25 Jun Energy privatisation: What’s happened?
Energy since privatisation
Whilst British Gas was privatised in 1986 in the UK, the electricity sector has been privatised in England and Wales from 1948 to the late 1990’s. This is when the supply industry was radically restructured under Margaret Thatcher’s government, where she promised that this would increase efficiency, widen share ownership and generate investment. Instead, it has resulted in a highly politicised and expensive energy market.
Was it worth it?
For the first few years following the change, real prices, profits and costs in the industry rose. Studies that have examined the UK energy market have concluded that electricity prices are 10-20% higher than they would have been without privatisation.
Similarly, Corporate Watch research suggests that each UK household could save £158 a year if energy was publicly owned. Nonetheless, Nigel Hawkins, writer of the Adam Smith Institute report, regarding the sale of electricity, gas and water said that “it is clear that while utility privatisation is not a perfect solution, it is infinitely better than stultifying public sector ownership”.
Public/ private ownership?
A campaign group for public ownership, We Own It, has released a report which provides examples of other countries examples, displaying how private may not always be best.

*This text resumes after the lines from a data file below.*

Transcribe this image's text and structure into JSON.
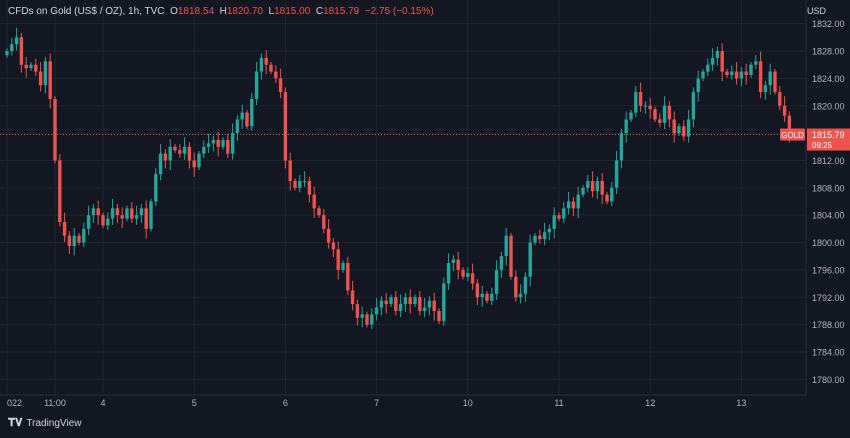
{
  "header": {
    "symbol": "CFDs on Gold (US$ / OZ), 1h, TVC",
    "o_key": "O",
    "o_val": "1818.54",
    "h_key": "H",
    "h_val": "1820.70",
    "l_key": "L",
    "l_val": "1815.00",
    "c_key": "C",
    "c_val": "1815.79",
    "change": "−2.75 (−0.15%)"
  },
  "currency": "USD",
  "brand": "TradingView",
  "price_tag": {
    "symbol": "GOLD",
    "price": "1815.79",
    "countdown": "09:25"
  },
  "colors": {
    "up": "#26a69a",
    "down": "#ef5350",
    "background": "#131722",
    "grid": "#1f2433",
    "axis_text": "#b2b5be"
  },
  "chart_data": {
    "type": "candlestick",
    "ylim": [
      1778,
      1834
    ],
    "yticks": [
      1780,
      1784,
      1788,
      1792,
      1796,
      1800,
      1804,
      1808,
      1812,
      1816,
      1820,
      1824,
      1828,
      1832
    ],
    "xticks": [
      {
        "label": "022",
        "bar": 0
      },
      {
        "label": "11:00",
        "bar": 10
      },
      {
        "label": "4",
        "bar": 20
      },
      {
        "label": "5",
        "bar": 39
      },
      {
        "label": "6",
        "bar": 58
      },
      {
        "label": "7",
        "bar": 77
      },
      {
        "label": "10",
        "bar": 96
      },
      {
        "label": "11",
        "bar": 115
      },
      {
        "label": "12",
        "bar": 134
      },
      {
        "label": "13",
        "bar": 153
      }
    ],
    "last_price": 1815.79,
    "close_series": [
      1828,
      1829,
      1830,
      1826,
      1825.5,
      1826,
      1825,
      1823,
      1826.5,
      1821,
      1812,
      1803,
      1801,
      1799.5,
      1801,
      1800,
      1802,
      1804,
      1805,
      1804,
      1802.5,
      1803.5,
      1805,
      1804,
      1803.5,
      1805,
      1803.5,
      1804,
      1805,
      1802,
      1806,
      1810,
      1813,
      1812,
      1814,
      1813.5,
      1813,
      1814,
      1812,
      1811,
      1813,
      1814,
      1814.5,
      1815,
      1814,
      1815,
      1813,
      1816,
      1818,
      1819,
      1817,
      1821,
      1825,
      1827,
      1826,
      1825,
      1824,
      1822,
      1812,
      1809,
      1808,
      1809,
      1809,
      1807,
      1805,
      1804,
      1802,
      1800,
      1799,
      1796,
      1797,
      1793,
      1791,
      1789,
      1789.5,
      1788,
      1789.5,
      1790.5,
      1791.5,
      1791,
      1792,
      1790,
      1791,
      1792,
      1791,
      1792,
      1790,
      1790.5,
      1791.5,
      1790,
      1788.5,
      1794,
      1797,
      1797.5,
      1796,
      1795,
      1795.5,
      1794,
      1792,
      1792.5,
      1791.5,
      1792.5,
      1796,
      1798,
      1801,
      1795,
      1792,
      1792.5,
      1795,
      1800,
      1801,
      1800.5,
      1801.5,
      1802,
      1804,
      1803.5,
      1805,
      1806,
      1805,
      1807,
      1808,
      1809,
      1807.5,
      1809,
      1807,
      1806,
      1808,
      1812,
      1816,
      1818,
      1819,
      1822,
      1820,
      1820,
      1819.5,
      1818,
      1817.5,
      1820,
      1818,
      1816,
      1817,
      1815.5,
      1818,
      1822,
      1824,
      1825,
      1826,
      1827,
      1828,
      1825,
      1824.5,
      1825,
      1824,
      1825,
      1824.5,
      1826,
      1826.5,
      1822,
      1823,
      1825,
      1822,
      1820,
      1818.54,
      1815.79
    ]
  }
}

For example, in Denmark, democratic local co-operatives own the majority of distribution grids, alike in Hamburg, Germany, where the people voted to buy back the city’s grid. This suggests that the incentives behind public ownership of energy often paves the way towards green energy.
Liberalisation, however means that measures have consistently helped to create competition. This, in turn has provided substantial benefits, some including: growth of competition in supply and generation, substantial improvements in efficiency to all consumers plus increased market transparency. Competition has also led to innovation in technology, risk management products, and reductions in real terms to the price of energy for the consumer.
At the outset of the reforms, industrial consumers were the only group of consumers who had the right to choose who supplied their energy. Although, the market has slowly been opening up since the late 90’s so that even residential customers now have the freedom to easily switch between suppliers to find the best deals.